An interesting question is not just how many are leaving, but who is leaving. Are these out-migrations the kind that will make indigenous North Asian peoples once again the majorities in their thinly populated homelands, and if so, is there any reason for the Kremlin to be nervous?

JohnDewey writes:

Nathan Smith,

I think you're correct that students are assigned to schools within a public school district. But that doesn't mean schools are not competitive. Affluent suburban cities and housing developers constantly advertise the high quality of their schools.

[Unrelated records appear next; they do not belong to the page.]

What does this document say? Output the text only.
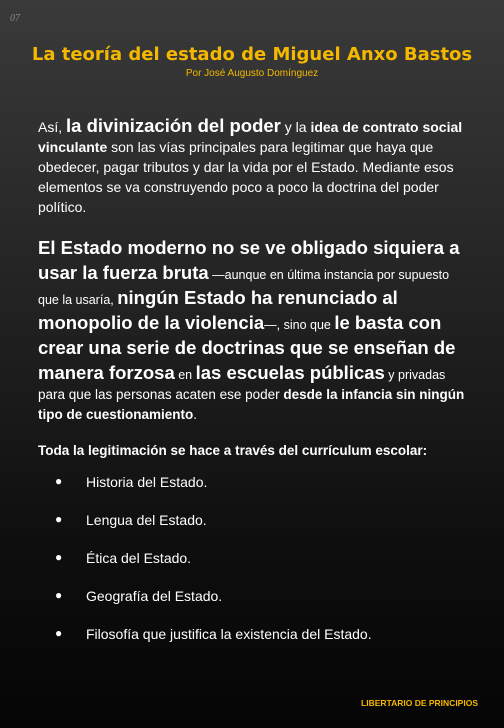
07
La teoría del estado de Miguel Anxo Bastos
Por José Augusto Domínguez

Así, la divinización del poder y la idea de contrato social vinculante son las vías principales para legitimar que haya que obedecer, pagar tributos y dar la vida por el Estado. Mediante esos elementos se va construyendo poco a poco la doctrina del poder político.

El Estado moderno no se ve obligado siquiera a usar la fuerza bruta —aunque en última instancia por supuesto que la usaría, ningún Estado ha renunciado al monopolio de la violencia—, sino que le basta con crear una serie de doctrinas que se enseñan de manera forzosa en las escuelas públicas y privadas
para que las personas acaten ese poder desde la infancia sin ningún tipo de cuestionamiento.

Toda la legitimación se hace a través del currículum escolar:

● Historia del Estado.
● Lengua del Estado.
● Ética del Estado.
● Geografía del Estado.
● Filosofía que justifica la existencia del Estado.
LIBERTARIO DE PRINCIPIOS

"They don't have any financial incentive to attract students, because funds don't follow students."

Quality school districts do attract development. Even within a single school district, development tends to favor the better schools. I believe that school funds actually do follow students in large metro areas. They do so in the smaller cities as well, but it just takes longer for poor education systems to drive out the population.

"Public high schools typically have a rule that students can't leave school during the day."

And they should. Parents expect the schools to ensure the safety of their kids during school hours.

"If under-18 kids could vote,"

I understand all of your arguments except this one. These are kids you're talking about. They have no business in the voting booth. Their parents are perfectly capable of voting in their best interests.

The Real Bill writes:

I understand all of your arguments except this one. These are kids you're talking about. They have no business in the voting booth. Their parents are perfectly capable of voting in their best interests.

Oh, yeah, and adults do so well...

JohnDewey writes:

Me: "Their parents are perfectly capable of voting in their best interests."

Real Bill: "Oh, yeah, and adults do so well..."

Bill, what is your point? Are you saying that parents are no better voters than their 14-year-olds and 16-year-olds kids would be? I know you cannot believe that.

IMO, U.S. voters - the portion of citizens who actually vote - do an excellent job. (Minnesota voters just had a bad day when Ventura won.) I'm convinced our elected representatives do represent the views of the people who sent them to state and national capitals. And that's really what we want, isn't it?